Oddly, Neville does not identify the speaking voices in the movie, preferring to use disembodied sound bites, or eccentrically shot black-and-white footage (familiar faces captured from peculiar angles, or else half a head abstractly framed) of family, friends, and others with ties to Welles’ last years, from stalwart DP Gary Graver to sycophantic filmmaker friends Peter Bogdanovich and Henry Jaglom.

These character witnesses — and many others — offer appreciative if not quite adulatory insights. Neville is careful to keep the film from lapsing into hagiography, instead offering a warts-and-all portrait into the most difficult period of Welles’ career — when he “grew immensely fat” and fled to Europe after Hollywood turned its back on him — and the subsequent return, holed up in a private wing of Bogdanovich’s house (Cybill Shepherd’s recollections of this period are especially tragic) — all of which seems to have informed the ever-changing “Wind.” Then-lover Oja Kodar (who features prominently in the film’s notorious backseat sex scene) serves as perhaps the best evidence that he wasn’t entirely miserable in exile.

Here was the creative genius who had given the world “Citizen Kane” — and for whom that film’s success had become a kind of curse, an achievement against which all subsequent work would be judged. And yet, with each new project, he endeavored to push the medium further, often punished for his efforts by having the films wrested away from him and recut by their financiers (as happened with “The Magnificent Ambersons” and “Touch of Evil”). In other cases — “The Deep,” “The Merchant of Venice,” and “The Dreamers” — the films were never completed, leading some to wonder whether Welles deliberately self-sabotaged, drawing projects out over many years to prolong the sheer thrill of their creation, as if reluctant to disband the troupe with whom he took such pleasure in collaborating.

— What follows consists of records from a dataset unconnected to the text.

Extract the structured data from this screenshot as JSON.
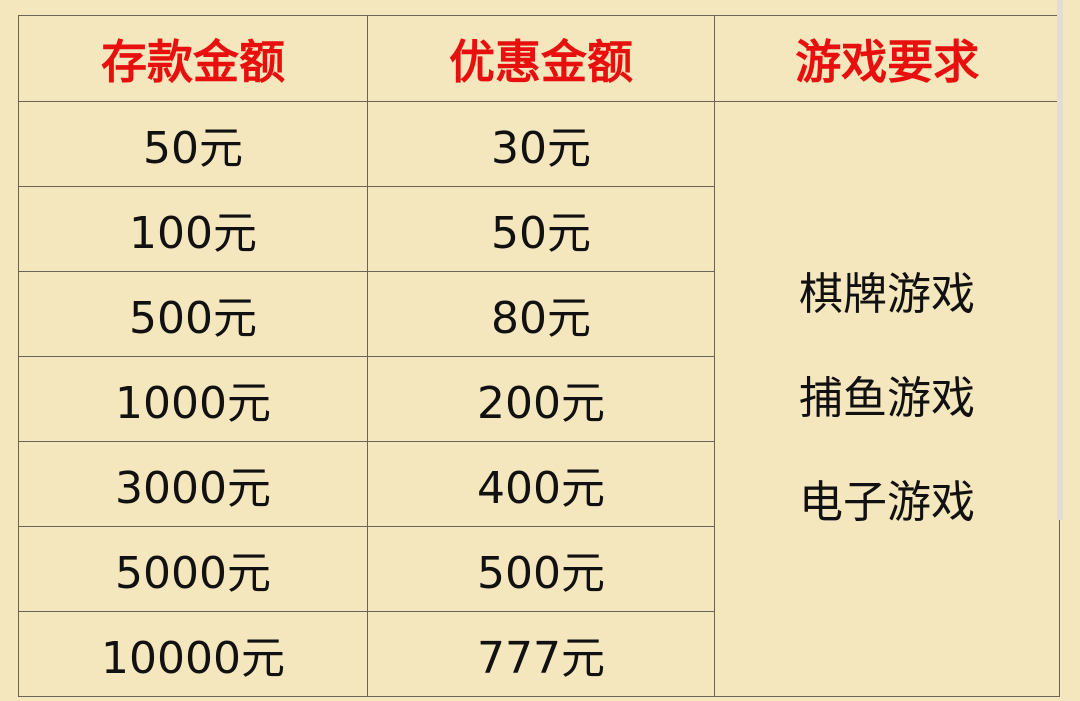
{
  "table": {
    "headers": [
      "存款金额",
      "优惠金额",
      "游戏要求"
    ],
    "rows": [
      [
        "50元",
        "30元"
      ],
      [
        "100元",
        "50元"
      ],
      [
        "500元",
        "80元"
      ],
      [
        "1000元",
        "200元"
      ],
      [
        "3000元",
        "400元"
      ],
      [
        "5000元",
        "500元"
      ],
      [
        "10000元",
        "777元"
      ]
    ],
    "game_requirements": [
      "棋牌游戏",
      "捕鱼游戏",
      "电子游戏"
    ]
  },
  "colors": {
    "header_text": "#e8100e",
    "background": "#f4e6bd",
    "border": "#6b6456"
  }
}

Neville manages to raise at least a dozen equally insightful theories about Welles’ working method, but winds up with sources constantly contradicting one another. “It’s almost true,” Bogdanovich says at one point (he’s frequently the most eloquent interviewee but easily the most compromised, busy constructing his own legend in the process). Another calls the myth that Welles abandoned projects “bullshit,” explaining, “He wanted to finish them correctly,” which sounds like a plausible interpretation of his perfectionism.

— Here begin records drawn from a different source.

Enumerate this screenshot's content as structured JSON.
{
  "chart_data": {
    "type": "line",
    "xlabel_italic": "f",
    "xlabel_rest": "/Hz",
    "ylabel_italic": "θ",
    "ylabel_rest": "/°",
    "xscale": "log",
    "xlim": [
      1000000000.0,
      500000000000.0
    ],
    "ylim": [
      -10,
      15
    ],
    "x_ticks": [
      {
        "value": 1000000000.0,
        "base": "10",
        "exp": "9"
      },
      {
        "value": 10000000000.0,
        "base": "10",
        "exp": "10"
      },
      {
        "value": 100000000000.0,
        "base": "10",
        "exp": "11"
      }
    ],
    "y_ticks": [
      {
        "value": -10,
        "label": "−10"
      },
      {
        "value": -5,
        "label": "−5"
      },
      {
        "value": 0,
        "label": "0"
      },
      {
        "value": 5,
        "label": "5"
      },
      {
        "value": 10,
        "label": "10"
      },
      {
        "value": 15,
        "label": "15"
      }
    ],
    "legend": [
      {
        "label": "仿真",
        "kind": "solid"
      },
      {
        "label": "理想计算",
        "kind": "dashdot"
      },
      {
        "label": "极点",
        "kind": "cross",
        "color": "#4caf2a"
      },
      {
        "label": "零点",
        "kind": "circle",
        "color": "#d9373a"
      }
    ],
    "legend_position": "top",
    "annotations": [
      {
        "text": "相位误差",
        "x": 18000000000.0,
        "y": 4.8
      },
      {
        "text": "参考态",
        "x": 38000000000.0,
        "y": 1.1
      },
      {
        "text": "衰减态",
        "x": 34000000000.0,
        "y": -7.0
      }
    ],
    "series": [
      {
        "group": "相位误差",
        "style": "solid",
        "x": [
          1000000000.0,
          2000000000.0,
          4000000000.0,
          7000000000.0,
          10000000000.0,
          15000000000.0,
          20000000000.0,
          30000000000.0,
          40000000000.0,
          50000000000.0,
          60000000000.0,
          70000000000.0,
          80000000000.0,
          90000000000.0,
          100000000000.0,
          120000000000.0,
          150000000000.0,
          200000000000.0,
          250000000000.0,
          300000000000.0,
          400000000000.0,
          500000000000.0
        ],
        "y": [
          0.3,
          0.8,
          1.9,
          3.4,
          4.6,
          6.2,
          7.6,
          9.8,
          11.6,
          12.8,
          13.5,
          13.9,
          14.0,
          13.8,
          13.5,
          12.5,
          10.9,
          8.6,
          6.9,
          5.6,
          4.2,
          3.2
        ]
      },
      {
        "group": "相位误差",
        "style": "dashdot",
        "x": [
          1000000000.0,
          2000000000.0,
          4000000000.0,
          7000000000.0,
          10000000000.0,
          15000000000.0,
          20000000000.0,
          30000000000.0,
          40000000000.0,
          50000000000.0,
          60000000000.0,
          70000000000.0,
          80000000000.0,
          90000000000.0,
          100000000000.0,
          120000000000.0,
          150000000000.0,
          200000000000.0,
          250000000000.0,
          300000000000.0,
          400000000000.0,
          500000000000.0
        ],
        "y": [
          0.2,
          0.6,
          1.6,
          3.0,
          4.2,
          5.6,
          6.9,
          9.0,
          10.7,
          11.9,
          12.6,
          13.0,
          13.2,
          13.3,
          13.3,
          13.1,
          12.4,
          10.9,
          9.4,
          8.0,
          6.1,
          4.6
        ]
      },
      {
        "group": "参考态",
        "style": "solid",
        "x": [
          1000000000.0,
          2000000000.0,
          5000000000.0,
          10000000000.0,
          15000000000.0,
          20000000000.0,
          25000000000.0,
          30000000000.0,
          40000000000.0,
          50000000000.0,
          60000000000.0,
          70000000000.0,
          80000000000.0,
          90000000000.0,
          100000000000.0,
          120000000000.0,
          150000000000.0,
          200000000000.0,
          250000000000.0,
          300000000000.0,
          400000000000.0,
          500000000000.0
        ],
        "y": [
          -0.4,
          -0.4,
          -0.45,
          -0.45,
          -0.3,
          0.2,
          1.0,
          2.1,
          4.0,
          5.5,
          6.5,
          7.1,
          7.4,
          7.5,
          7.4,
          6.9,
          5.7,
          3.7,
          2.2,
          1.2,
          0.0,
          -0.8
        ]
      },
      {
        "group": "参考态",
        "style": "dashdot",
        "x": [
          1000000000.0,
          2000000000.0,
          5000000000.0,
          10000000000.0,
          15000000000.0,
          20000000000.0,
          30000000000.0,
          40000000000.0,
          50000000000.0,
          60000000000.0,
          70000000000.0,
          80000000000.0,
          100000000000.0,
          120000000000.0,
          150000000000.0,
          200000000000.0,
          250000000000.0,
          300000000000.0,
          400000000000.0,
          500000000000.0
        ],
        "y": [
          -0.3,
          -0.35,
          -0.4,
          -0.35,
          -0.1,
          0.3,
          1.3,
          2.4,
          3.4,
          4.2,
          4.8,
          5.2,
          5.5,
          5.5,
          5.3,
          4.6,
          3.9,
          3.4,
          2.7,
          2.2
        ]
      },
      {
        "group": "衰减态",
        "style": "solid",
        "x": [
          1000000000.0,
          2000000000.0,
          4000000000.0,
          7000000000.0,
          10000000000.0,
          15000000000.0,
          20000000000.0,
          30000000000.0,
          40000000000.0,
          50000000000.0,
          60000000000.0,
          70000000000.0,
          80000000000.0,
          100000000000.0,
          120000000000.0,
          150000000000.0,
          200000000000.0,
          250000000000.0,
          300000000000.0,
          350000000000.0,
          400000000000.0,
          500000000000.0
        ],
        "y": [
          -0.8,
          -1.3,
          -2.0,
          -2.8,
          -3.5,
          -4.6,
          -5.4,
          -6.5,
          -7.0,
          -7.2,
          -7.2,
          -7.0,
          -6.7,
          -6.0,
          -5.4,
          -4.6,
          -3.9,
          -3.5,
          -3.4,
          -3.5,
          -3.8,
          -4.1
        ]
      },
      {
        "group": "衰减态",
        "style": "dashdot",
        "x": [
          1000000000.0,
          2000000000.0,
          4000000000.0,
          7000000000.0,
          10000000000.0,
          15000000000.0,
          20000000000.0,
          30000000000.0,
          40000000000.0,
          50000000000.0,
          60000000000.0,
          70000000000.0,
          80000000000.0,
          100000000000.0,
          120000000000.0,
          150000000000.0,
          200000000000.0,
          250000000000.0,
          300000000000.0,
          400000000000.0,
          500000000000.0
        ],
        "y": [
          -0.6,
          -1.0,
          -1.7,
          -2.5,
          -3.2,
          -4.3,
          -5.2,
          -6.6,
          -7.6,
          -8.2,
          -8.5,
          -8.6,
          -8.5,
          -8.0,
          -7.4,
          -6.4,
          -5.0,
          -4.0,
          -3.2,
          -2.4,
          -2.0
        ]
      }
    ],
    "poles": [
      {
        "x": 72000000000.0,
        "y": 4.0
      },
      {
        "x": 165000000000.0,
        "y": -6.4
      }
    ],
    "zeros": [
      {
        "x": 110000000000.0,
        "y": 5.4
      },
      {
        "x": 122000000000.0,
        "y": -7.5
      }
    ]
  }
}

In any case, it’s a tricksy film, taking cues (and quite a few clips) from Welles’ 1973 oddity “F for Fake” in its wily structure. As if it weren’t a daunting enough assembly as is, Neville adds a curiously anachronistic framing device, in which a waxy-looking Alan Cumming appears like the host of a vintage television program, supplying dry narration over black-and-white footage of film being threaded through a projector or spliced on a flatbed editor.

It’s a corny device compared with the wonderfully sophisticated way editors Aaron Wickenden and Jason Zeldes work with archival footage, constructing entire scenes (a phone call, a test screening) from clips of “Wind” and Welles’ other on-camera appearances, including an odd bit on “The ABC Comedy Hour” (aka “The Kopykats”), where he met impressionist Rich Little (whom he would later cast, then replace, in a key “Wind” role).

Judging by the generous amount of “Wind” included in Neville’s doc, the movie seems likely to live up to Welles’ promise that “You either hate it or loathe it,” being an unhinged and constantly evolving industry parody, à la Dennis Hopper’s “The Last Movie” (incidentally, Hopper was one of the many self-skewering participants in Welles’ experimental project). After nearly half a century, audiences can finally witness Welles’ folly. Watch this first, and then weigh Neville’s playful assertion that his meta-movie may in fact be truer to the master’s intentions. It’s a bold claim, all but unprecedented in behind-the-scenes docs: Could “They’ll Love Me When I’m Dead” be the real “The Other Side of the Wind”?